Castelar de Carvalho (UFRJ, ABF)

Introdução

Como ensina Saussure, os fatos de uma língua podem ser estudados


sob dois pontos de vista: o do funcionamento (sincronia) e o da
evolução (diacronia). O estudo diacrônico compreende a história
externa (evolução sociolingüística) e a história interna, ou seja, a
evolução estrutural da língua em seus aspectos fonológicos e
morfossintáticos. No caso do português, uma língua românica, esse
estudo deve ter como ponto de partida a distinção latim clássico/latim
vulgar. A partir dessa distinção fundamental, traçaremos uma síntese
da evolução histórica do nosso sistema gramatical, remontando ao
latim vulgar da Península Ibérica e às inovações introduzidas pelo
português arcaico (séculos XII ao XVI), até chegar ao português
moderno.

Latim Clássico / Latim Vulgar

A língua latina era uma só, mas, como ocorre em toda língua de
cultura, apresentava diversidade de realizações, constituindo um
diassistema em que se contrapunham dois níveis: o latim escrito e o
latim falado. Em termos lingüísticos, uma variante culta (sermo
nobilis) e uma variante coloquial-popular (sermo vulgaris ou usualis),
que corresponderiam respectivamente aos dois segmentos
fundamentais da sociedade romana: os patrícios e os plebeus.
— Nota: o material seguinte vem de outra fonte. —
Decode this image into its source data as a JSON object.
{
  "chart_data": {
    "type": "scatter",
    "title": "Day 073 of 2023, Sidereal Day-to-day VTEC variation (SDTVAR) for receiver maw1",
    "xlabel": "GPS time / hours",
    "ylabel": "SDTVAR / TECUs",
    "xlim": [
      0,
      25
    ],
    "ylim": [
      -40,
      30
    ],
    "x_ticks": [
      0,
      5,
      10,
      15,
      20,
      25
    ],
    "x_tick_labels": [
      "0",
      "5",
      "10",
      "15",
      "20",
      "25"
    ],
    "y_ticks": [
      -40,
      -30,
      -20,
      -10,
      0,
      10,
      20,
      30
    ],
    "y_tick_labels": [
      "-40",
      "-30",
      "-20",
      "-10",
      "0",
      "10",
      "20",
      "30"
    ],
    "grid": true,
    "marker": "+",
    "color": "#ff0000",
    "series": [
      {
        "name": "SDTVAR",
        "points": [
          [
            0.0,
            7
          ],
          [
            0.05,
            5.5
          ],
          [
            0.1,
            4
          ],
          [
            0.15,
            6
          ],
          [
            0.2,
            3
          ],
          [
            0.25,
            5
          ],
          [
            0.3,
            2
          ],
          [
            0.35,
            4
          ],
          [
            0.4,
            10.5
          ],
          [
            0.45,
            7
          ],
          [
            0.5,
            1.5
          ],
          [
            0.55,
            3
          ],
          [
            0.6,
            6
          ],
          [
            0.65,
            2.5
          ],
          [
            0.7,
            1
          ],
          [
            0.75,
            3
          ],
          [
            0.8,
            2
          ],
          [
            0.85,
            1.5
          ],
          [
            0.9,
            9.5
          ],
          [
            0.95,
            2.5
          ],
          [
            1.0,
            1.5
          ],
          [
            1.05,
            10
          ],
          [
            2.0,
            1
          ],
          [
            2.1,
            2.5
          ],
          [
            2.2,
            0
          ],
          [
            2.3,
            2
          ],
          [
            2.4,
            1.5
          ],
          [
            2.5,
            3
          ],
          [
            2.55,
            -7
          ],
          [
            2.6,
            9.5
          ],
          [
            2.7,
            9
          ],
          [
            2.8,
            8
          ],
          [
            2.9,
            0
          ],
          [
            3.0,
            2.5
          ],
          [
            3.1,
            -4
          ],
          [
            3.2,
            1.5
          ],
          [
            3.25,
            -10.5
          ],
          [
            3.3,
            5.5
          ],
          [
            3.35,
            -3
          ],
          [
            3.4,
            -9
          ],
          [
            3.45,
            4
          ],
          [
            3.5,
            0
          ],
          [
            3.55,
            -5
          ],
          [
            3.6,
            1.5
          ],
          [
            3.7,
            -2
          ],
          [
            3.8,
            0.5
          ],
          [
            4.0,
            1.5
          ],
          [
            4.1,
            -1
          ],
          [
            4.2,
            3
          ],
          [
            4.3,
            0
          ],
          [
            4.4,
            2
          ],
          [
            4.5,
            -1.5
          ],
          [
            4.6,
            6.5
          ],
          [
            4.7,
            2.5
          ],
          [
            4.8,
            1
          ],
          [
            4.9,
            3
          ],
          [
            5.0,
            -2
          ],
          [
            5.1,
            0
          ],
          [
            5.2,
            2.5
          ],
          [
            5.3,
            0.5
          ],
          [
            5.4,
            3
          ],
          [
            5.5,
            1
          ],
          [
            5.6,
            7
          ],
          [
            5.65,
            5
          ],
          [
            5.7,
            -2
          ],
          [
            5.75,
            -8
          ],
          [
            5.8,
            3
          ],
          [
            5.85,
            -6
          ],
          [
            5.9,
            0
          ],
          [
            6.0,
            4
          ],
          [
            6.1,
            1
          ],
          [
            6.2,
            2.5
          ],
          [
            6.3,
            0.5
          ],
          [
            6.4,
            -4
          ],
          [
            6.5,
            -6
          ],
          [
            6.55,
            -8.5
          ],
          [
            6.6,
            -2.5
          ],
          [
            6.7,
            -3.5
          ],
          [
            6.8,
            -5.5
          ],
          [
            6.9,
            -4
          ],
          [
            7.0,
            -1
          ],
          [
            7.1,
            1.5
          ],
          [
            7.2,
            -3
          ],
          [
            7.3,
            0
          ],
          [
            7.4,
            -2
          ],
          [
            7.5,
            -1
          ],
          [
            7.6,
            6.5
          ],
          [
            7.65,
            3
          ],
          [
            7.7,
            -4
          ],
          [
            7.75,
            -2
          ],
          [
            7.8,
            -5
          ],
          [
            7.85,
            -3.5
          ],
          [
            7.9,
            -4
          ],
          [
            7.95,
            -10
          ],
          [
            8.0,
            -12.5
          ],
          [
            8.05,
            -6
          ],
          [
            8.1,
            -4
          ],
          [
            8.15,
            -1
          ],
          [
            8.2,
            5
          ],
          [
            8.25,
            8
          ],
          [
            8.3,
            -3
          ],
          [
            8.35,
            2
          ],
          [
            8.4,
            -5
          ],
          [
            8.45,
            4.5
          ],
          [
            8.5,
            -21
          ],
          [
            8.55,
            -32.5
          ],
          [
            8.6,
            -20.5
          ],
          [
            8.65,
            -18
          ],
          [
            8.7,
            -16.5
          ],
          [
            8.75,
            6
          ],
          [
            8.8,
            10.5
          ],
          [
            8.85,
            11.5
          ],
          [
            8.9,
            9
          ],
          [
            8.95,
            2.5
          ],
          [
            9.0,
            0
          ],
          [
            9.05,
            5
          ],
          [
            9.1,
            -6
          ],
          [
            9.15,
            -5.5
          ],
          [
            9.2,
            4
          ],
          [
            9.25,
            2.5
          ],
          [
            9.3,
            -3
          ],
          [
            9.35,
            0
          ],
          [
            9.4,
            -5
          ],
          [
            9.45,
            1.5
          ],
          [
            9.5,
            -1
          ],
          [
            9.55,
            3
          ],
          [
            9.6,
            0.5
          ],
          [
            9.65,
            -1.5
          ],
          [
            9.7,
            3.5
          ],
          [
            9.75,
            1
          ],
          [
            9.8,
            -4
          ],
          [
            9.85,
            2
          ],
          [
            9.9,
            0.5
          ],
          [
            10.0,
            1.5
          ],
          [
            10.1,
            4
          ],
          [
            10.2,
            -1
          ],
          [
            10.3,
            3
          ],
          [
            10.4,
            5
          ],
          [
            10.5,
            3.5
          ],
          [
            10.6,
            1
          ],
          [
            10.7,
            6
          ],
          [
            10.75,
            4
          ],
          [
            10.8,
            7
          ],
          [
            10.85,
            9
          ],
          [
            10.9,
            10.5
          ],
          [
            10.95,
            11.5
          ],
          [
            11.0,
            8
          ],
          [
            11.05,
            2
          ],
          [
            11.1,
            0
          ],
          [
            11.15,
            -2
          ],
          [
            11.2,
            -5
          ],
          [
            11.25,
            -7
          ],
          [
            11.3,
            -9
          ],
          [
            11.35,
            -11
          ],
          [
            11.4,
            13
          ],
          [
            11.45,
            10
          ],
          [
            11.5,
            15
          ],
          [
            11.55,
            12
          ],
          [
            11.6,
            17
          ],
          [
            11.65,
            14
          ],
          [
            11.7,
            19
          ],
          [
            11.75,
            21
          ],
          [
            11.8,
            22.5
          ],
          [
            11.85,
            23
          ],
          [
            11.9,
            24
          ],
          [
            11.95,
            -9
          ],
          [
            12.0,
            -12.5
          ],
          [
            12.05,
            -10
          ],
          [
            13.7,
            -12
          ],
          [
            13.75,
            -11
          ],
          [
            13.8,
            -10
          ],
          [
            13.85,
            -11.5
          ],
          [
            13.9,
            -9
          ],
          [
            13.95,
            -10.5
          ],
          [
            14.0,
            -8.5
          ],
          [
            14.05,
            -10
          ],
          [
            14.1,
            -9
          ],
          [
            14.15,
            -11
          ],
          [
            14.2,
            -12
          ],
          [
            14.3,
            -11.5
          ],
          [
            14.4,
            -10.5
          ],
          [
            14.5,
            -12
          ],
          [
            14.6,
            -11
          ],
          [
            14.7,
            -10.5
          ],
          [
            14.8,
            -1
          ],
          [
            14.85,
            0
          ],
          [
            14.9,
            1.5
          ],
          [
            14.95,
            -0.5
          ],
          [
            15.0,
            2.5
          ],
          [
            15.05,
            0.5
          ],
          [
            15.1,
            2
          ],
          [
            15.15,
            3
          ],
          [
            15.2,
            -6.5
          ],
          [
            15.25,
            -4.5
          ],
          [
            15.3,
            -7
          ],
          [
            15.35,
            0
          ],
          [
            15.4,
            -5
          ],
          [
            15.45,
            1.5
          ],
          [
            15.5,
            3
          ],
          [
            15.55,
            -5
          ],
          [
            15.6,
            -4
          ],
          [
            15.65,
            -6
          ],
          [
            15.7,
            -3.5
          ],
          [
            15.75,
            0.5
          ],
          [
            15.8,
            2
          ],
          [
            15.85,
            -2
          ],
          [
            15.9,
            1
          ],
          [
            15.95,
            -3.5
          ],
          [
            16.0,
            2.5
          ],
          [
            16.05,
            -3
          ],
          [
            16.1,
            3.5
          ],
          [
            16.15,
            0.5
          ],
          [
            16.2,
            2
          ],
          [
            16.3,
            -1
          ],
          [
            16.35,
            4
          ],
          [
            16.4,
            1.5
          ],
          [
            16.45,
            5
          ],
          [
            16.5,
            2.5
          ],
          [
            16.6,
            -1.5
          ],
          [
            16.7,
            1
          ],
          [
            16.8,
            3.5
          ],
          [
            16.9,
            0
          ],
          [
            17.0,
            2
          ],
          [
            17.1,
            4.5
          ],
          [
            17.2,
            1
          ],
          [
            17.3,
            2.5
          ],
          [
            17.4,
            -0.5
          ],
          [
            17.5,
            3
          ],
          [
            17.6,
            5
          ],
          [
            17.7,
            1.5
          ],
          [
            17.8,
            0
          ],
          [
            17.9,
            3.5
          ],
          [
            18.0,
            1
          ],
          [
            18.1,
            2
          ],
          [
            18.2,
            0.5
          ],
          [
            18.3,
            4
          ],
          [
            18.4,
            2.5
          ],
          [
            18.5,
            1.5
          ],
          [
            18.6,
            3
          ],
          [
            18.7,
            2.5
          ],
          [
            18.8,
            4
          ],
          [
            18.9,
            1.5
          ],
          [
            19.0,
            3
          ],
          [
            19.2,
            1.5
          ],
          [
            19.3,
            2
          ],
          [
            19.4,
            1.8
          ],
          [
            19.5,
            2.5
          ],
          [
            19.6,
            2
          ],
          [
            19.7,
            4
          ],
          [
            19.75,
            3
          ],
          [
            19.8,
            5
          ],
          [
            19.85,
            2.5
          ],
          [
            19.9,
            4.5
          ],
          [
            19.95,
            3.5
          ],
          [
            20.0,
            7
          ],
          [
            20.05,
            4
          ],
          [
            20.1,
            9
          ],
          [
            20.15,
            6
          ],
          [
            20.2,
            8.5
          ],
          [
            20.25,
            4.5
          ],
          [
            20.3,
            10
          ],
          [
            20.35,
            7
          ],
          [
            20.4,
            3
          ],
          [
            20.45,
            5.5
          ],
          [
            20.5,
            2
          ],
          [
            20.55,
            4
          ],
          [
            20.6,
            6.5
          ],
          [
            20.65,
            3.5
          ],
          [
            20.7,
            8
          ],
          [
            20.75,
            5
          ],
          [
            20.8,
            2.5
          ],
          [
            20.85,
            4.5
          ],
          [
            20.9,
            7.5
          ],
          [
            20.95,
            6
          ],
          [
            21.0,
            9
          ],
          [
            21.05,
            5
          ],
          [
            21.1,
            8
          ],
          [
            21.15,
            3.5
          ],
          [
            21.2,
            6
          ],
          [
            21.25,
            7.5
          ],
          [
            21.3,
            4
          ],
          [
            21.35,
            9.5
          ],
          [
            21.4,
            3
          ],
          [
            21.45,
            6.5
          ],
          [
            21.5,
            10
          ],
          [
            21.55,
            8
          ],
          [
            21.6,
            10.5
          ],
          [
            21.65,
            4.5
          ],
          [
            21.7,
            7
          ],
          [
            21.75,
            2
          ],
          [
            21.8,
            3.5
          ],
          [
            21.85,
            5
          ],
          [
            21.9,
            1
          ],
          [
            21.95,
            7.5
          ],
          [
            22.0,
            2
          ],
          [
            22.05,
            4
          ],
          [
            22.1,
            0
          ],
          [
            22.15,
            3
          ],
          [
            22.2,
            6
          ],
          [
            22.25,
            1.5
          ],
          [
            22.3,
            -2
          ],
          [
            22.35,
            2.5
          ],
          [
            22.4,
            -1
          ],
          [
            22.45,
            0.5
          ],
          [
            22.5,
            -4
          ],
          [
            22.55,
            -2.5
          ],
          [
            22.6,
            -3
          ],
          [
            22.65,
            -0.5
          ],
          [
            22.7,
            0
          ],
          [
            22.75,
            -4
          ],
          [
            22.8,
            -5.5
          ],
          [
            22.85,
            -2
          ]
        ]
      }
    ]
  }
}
O sermo nobilis, regido pela disciplina gramatical, gozava de notável


unidade em todo o Império. Era a língua da escola, das letras, da
retórica, da política e das leis. Sua versão literária, estilizada, recebe
a denominação de latim clássico (LC), cujo período de esplendor vai
do século I a.C. ao I d.C. Nessa modalidade de língua é que foram
compostos os monumentos literários da prosa e da poesia latina,
representados pelas obras de Cícero, César, Horácio, Virgílio, Ovídio,
dentre outros escritores de relevo.

Estilisticamente, pautava-se o LC pelo apuro do vocabulário, correção


gramatical e elegância do estilo. Gramaticalmente, caracterizava-se
pela riqueza flexional e pelo sintetismo morfossintático. Possuía 5
declinações, 6 casos, 4 conjugações verbais e 3 gêneros (masc., fem.
e neutro). A oposição de quantidade (vogal longa/breve) era um
traço pertinente de seu sistema fonológico. Da preservação dessa
língua literária é que pôde ser depreendida a estrutura léxico-
gramatical do idioma dos romanos, hoje registrada nos dicionários e
gramáticas de latim e ensinada nas Faculdades de Letras.
O sermo vulgaris, o chamado latim vulgar (LV), por sua vez, era a
língua viva, falada cotidianamente não apenas pela plebe (como
sugere o inadequado adjetivo "vulgar"), mas na verdade por todos os
segmentos da sociedade romana, inclusive os usuários do sermo
nobilis, conforme deixa entrever a descrição de Quintiliano (I d.C.), a
qual faz referência a uma das modalidades desse tipo de língua:
“Sermone quotidiano – quo cum amicis, coniugibus, liberis, servis
loquamur” (XII, 10, 40) “falar cotidiano, por meio do qual falamos
com os amigos, cônjuges, filhos, escravos”.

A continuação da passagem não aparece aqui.